The street value of the 83kg of methamphetamine is almost $29 million and its seizure has prevented more than $90 million in harm to the community.
Detective Inspector Darrin Thomson of the National Organised Crime Group (NOCG) says this is a considerable seizure with more than four million doses of harm taken off the streets.
“Between NZ Customs and Police, we are continuing our investigations to identify the perpetrators behind this importation.
“These arrests demonstrate the excellent collaboration between Police and Customs and the strength of our border security in action."
A significant syndicate has had its supply chain disrupted and it again highlights the determination of law enforcement to keep New Zealanders safe from the harm associated with methamphetamine.
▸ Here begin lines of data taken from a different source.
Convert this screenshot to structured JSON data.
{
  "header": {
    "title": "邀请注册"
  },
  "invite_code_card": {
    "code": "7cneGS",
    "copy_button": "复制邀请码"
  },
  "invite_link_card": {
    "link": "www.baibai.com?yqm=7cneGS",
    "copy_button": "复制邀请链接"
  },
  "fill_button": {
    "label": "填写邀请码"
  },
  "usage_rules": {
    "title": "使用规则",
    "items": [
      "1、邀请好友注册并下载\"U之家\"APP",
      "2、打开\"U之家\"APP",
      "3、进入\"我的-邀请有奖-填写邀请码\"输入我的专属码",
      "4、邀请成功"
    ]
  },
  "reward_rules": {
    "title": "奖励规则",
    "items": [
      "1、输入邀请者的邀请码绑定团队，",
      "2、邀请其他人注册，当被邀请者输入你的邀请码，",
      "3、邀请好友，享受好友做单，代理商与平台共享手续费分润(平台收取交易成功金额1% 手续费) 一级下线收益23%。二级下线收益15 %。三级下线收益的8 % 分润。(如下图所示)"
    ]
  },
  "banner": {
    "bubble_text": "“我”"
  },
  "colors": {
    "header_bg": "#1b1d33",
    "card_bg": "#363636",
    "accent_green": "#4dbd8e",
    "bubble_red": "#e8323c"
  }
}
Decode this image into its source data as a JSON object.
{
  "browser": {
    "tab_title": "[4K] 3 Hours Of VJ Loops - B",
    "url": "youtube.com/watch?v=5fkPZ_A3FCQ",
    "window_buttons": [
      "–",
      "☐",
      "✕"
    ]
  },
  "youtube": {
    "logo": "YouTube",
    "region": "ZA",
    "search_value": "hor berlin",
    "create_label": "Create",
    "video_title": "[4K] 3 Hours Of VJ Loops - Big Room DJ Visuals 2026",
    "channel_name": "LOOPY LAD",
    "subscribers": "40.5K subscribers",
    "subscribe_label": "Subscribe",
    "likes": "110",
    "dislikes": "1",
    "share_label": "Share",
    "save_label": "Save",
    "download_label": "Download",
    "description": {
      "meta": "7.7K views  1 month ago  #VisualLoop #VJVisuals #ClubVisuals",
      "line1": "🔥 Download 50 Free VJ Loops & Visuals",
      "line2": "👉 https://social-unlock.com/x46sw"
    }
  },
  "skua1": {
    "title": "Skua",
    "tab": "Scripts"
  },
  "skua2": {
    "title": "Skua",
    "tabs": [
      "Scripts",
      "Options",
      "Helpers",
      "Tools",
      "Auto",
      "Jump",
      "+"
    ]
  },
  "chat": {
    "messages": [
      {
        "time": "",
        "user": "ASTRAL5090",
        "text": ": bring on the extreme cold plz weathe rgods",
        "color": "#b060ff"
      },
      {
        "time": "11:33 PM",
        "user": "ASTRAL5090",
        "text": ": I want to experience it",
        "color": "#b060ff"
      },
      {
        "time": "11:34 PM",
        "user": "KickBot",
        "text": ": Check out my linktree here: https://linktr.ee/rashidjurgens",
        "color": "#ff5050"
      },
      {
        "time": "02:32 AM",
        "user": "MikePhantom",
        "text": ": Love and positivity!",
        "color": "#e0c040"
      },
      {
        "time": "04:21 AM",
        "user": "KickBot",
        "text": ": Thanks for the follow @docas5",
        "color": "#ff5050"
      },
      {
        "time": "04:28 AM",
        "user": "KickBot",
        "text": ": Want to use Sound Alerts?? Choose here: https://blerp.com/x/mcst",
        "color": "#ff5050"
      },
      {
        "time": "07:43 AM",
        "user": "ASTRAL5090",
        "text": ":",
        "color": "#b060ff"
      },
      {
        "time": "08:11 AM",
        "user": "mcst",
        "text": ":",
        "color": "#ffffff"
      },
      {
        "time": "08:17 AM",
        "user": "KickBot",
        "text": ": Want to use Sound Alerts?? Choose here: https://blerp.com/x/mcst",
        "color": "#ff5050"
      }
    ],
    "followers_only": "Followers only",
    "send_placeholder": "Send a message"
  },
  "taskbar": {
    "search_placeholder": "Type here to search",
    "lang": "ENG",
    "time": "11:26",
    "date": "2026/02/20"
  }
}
“Methamphetamine impacts our communities in the worst of ways and both Police and Customs are committed to taking every opportunity to disrupt this organised crime and hold offenders to account,” Detective Inspector Thomson says.
Customs Investigations Manager Cam Moore says protecting Aotearoa requires a partnership approach and these sorts of drug seizures combine the hard work of a lot of people both inside and outside border enforcement.
“Alongside our partnership with Police, this seizure combined Customs’ targeting expertise that identified the likely suspicious shipment before it even arrived.
And that work combined with our investigators and frontline teams in Napier to ensure this shipment of methamphetamine did not cross our border,”
“This result also reflects the important work our Customs Controlled Area teams do in Napier and other border entry points around New Zealand alongside port companies and others involved in New Zealand’s supply chain.
“Our Border Protect programme educates those who work at the border or international supply chain about how they help can look out for suspicious shipments or behaviours and report it confidentially,” Moore says.